February 10, 2014 at 11:30 pm
Many of those who claim that, in the early days, CD’s sounded worse than vinyl, had a fair knowledge of DSP and knew about the bit-dropping habits of some of the early DAC chips.
Admittedly, the same people find it bemusing that today you can buy one-bit DACs with insane sampling rates for HiFi, at insane prices, where it’s really easy to show you are paying money for nothing.
February 13, 2014 at 11:21 pm
Phillip,
Don’t the cranks who make those claims about cables etc ever subject themselves to double-blind tests?
If you don’t like a CD (or if you want to definitively destroy the data on a CD-ROM), just pop it in the microwave. Watching the sparks fly under the plastic substrate is great fun. But always do it with windows wide open as the gases produced are extremely toxic.

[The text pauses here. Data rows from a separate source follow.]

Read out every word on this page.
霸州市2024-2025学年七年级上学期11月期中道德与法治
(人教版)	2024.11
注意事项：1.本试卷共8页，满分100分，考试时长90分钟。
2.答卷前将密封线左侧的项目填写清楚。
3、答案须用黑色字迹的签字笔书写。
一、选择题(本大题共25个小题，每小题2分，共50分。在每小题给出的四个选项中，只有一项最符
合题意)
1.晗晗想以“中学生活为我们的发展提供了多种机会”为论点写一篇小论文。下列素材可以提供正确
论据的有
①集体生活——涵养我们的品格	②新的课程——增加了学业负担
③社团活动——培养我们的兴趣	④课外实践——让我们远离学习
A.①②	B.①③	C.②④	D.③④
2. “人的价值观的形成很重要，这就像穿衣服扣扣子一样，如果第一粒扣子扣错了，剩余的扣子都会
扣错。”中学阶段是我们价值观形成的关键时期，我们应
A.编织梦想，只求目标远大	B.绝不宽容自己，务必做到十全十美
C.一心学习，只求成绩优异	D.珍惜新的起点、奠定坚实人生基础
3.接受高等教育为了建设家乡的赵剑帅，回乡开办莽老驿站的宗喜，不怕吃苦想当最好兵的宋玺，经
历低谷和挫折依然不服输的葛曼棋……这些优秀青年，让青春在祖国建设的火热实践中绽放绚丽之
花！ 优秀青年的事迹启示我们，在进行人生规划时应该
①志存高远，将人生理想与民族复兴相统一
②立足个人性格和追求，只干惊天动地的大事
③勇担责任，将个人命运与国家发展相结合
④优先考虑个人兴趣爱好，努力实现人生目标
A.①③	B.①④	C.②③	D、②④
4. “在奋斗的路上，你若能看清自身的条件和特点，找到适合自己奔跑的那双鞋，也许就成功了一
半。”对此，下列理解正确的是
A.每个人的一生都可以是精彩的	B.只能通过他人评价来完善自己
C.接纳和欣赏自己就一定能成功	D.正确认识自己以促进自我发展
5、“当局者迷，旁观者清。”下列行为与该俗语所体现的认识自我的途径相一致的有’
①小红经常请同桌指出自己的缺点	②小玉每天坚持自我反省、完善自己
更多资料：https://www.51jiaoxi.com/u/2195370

February 14, 2014 at 5:18 pm
Don’t wrteck a good post with one passing comment Phillip! I don’t know any AGW deniers but I am a, and also know more than one, dangerous-magnitude-AGW denier. Best data show it hasn’t got warmer in 16 years although China and India continue to industrialise and increase CO2 levels, and the effect of CO2 is instantaneous.
Have you a reference to those Stradivarius tests please? Very interesting!
February 15, 2014 at 10:07 am
“At least almost all of these claims come from people whose main agenda is denying AGW”
Maybe they deny (danger-magnitude) AGW because they have seen these data; you are claiming to know which is cause and which is effect inside their heads, which of course you cannot know.
It’s based on the satellite data, not the terrestrial data which have less coverage.
“in some cases paid by the oil industry”
The US government has put huge amounts of money into funding the warmists, and arguments that are good (or bad) about sources of funding and corruption cut both ways.
Many thanks for the interesting violin test URL.
May 23, 2014 at 11:08 am
He was more than the founding father of Digital Communications. If you can understand just a little of his work then you have got the chance of breaking the communications barrier and calculating 10 times faster.
He had a vision of connecting the world, benefits of which the World is enjoying today. A visionary that the world has not seen for a long time and probably won’t again for a long time. The next leg of this journey is just commencing!